Despite a small spark of rationality, Macalester College’s weekly paper displays the Progressive hate, ignorance, and nonsense at an American college.
Knowing my passion for free speech, someone sent me a small sign of hope: a link to a student-written opinion piece from the weekly student newspaper at Macalester University in Minnesota. To give a little context, in 2014 College Magazine ranked Macalester as the “Most Progressive Campus” in America. It’s also No. 10 on the Best Colleges’ “Most Liberal Colleges” list. In other words, it’s your average American college, right up there with some of the most prestigious, such as Yale, Harvard, or MIT, or some of the most embarrassing, such as Missouri or Pomona.

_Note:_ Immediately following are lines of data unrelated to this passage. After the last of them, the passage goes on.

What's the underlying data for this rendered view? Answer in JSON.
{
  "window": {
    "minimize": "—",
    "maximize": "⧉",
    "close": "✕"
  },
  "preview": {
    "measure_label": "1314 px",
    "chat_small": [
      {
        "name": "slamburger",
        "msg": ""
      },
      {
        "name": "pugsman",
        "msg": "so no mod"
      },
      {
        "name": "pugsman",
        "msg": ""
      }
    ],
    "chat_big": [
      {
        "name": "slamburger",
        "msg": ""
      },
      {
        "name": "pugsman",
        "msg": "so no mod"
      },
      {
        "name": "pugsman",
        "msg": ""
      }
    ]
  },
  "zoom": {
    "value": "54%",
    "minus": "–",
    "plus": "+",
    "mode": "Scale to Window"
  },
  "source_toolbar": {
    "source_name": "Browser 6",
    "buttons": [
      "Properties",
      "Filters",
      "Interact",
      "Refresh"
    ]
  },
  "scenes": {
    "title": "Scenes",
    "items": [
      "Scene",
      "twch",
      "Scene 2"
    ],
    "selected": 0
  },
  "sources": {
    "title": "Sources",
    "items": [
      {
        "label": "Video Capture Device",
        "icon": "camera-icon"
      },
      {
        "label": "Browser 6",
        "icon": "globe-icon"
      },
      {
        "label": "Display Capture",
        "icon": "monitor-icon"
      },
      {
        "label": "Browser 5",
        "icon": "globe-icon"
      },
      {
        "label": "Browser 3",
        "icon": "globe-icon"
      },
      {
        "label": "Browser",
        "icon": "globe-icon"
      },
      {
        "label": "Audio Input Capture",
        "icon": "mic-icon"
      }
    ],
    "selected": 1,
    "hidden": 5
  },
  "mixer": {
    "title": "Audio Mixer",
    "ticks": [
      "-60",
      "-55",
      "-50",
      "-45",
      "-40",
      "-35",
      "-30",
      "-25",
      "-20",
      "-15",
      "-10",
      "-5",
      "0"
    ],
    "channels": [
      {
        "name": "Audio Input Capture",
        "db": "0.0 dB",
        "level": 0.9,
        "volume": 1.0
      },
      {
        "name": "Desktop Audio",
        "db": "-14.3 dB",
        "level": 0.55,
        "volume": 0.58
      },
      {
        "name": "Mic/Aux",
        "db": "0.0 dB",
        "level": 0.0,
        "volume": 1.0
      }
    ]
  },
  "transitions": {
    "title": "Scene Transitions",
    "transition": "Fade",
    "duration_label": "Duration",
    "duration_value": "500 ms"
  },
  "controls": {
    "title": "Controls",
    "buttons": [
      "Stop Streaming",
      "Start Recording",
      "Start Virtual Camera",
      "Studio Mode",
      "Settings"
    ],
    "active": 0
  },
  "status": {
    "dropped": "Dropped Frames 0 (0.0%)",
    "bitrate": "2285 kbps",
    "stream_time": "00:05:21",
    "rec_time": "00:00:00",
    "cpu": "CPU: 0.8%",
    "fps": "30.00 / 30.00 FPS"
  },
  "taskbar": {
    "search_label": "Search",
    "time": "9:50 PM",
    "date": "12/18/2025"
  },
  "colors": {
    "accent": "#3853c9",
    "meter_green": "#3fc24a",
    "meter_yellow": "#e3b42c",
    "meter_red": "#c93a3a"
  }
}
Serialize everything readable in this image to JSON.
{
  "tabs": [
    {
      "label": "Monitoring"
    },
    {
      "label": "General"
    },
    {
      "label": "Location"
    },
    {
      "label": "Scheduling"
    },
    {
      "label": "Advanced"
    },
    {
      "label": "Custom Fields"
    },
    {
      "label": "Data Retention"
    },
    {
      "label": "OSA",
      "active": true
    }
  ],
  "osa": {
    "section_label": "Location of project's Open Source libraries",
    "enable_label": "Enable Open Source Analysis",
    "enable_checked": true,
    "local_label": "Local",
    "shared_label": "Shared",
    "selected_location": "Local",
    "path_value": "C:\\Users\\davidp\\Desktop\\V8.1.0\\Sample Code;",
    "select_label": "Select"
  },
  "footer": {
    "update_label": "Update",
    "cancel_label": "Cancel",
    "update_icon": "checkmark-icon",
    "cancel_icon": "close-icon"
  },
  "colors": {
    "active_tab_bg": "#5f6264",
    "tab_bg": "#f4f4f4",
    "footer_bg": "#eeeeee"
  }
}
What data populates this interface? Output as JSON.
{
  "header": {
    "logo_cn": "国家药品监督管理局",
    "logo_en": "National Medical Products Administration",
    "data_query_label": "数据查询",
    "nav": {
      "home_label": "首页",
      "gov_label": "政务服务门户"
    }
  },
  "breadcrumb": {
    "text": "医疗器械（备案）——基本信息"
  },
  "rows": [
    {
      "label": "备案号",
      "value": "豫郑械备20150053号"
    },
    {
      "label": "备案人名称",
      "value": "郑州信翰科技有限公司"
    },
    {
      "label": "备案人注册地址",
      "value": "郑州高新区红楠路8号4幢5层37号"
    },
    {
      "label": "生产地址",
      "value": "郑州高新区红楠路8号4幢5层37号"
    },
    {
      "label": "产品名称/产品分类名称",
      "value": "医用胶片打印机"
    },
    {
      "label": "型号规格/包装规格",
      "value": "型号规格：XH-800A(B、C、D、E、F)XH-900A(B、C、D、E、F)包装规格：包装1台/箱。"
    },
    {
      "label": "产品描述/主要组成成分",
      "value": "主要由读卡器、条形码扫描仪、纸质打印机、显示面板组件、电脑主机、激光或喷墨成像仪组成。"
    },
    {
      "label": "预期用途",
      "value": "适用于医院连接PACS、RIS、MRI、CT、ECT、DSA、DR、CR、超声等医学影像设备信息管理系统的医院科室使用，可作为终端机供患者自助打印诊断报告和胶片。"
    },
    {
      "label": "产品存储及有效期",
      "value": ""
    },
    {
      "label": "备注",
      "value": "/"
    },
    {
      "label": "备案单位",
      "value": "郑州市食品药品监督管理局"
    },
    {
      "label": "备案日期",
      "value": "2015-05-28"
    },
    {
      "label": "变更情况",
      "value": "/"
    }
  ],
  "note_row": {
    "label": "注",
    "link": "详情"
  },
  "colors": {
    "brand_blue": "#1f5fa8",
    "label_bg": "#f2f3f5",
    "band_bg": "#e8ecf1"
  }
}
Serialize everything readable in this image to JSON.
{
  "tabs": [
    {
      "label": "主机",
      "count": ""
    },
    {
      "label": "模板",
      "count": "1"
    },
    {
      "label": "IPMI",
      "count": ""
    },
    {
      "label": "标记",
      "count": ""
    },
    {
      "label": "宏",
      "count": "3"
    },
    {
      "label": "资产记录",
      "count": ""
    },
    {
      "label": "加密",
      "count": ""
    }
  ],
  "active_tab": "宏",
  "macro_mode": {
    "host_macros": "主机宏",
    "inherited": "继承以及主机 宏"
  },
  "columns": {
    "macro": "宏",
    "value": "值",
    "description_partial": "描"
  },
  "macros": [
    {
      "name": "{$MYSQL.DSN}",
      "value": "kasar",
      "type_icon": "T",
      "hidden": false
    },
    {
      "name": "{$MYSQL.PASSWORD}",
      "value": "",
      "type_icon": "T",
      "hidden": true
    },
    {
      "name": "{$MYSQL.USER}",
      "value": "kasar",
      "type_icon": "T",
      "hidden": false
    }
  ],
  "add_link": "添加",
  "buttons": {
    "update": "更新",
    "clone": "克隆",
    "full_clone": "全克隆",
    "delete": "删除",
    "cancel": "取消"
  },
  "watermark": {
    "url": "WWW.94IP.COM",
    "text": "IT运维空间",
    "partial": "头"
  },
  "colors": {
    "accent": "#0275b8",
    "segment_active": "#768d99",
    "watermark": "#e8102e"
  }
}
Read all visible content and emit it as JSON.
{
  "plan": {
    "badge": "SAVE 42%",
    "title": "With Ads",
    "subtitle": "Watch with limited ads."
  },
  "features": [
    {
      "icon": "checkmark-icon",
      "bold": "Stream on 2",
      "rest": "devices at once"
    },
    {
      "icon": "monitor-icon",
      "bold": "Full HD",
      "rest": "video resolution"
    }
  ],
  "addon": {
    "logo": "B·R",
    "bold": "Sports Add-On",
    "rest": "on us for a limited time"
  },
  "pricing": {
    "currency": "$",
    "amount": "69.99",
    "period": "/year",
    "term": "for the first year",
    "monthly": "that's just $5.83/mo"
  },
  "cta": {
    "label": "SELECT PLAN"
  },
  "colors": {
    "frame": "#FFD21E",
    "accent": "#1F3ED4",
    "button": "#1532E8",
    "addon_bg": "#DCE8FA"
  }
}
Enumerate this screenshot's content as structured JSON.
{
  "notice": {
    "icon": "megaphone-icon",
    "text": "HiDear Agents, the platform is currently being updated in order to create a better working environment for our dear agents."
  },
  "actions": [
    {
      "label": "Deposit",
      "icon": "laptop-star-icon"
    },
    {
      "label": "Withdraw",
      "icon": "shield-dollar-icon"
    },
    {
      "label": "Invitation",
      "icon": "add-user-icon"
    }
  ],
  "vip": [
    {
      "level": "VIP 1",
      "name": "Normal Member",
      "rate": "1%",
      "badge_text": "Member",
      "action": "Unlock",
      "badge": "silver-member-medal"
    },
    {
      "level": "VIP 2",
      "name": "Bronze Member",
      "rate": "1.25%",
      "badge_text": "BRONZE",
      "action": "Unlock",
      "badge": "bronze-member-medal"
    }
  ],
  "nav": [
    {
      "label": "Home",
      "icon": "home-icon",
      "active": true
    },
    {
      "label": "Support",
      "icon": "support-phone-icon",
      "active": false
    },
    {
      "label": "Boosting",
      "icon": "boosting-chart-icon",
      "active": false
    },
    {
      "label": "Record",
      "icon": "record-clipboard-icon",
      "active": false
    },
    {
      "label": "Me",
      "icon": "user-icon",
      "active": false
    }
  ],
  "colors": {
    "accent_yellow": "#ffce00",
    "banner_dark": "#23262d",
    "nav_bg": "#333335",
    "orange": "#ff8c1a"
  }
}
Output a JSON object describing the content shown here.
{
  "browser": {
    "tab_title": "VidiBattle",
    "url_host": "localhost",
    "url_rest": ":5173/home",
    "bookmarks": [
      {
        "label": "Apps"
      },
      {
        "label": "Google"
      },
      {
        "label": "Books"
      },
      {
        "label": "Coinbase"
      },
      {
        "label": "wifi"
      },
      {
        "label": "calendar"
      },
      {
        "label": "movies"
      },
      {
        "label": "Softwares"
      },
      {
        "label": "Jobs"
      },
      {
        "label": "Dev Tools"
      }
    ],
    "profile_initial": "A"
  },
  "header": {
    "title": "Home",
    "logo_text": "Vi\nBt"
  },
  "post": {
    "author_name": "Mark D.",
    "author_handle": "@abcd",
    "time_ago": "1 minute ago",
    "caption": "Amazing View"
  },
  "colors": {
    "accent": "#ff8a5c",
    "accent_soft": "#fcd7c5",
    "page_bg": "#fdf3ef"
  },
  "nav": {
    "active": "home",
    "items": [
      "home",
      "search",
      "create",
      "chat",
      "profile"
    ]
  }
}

Unlike those other American colleges, however, Macalester is never in the news. I suspect this is because no student or faculty member would ever dream of inviting to the campus someone who doesn’t meet the Progressive purity scale. Without any opposing views, there is no call for violence.
It was therefore a great and pleasant surprise to discover that one young man is defending the free exchange of ideas. What moved Jacob Hill to write was the fact that the staff of the college radio station, perfectly emulating a Maoist re-education camp, grouped together to castigate a fellow employee for having dared to place on the college Facebook page a meme that “satirized the prevalence of white Adidas sneakers among women who claim not to conform to societal norms.” I’m having trouble envisioning how offensive such a meme could be but for the student’s cohorts at the radio station, it was a bridge too far. It was Mao time:
Less than 24 hours after the meme was posted, the original poster (a Mac Radio staff member) went to his WMCN staff meeting as usual. One of the commenters on the meme decided to make a speech calling him misogynistic, racist and homophobic. The speech was met with applause, and much of the WMCN staff agreed that his offensive behavior did not represent the culture of WMCN. He was not offered a chance to respond but rather asked to think about his actions for a week.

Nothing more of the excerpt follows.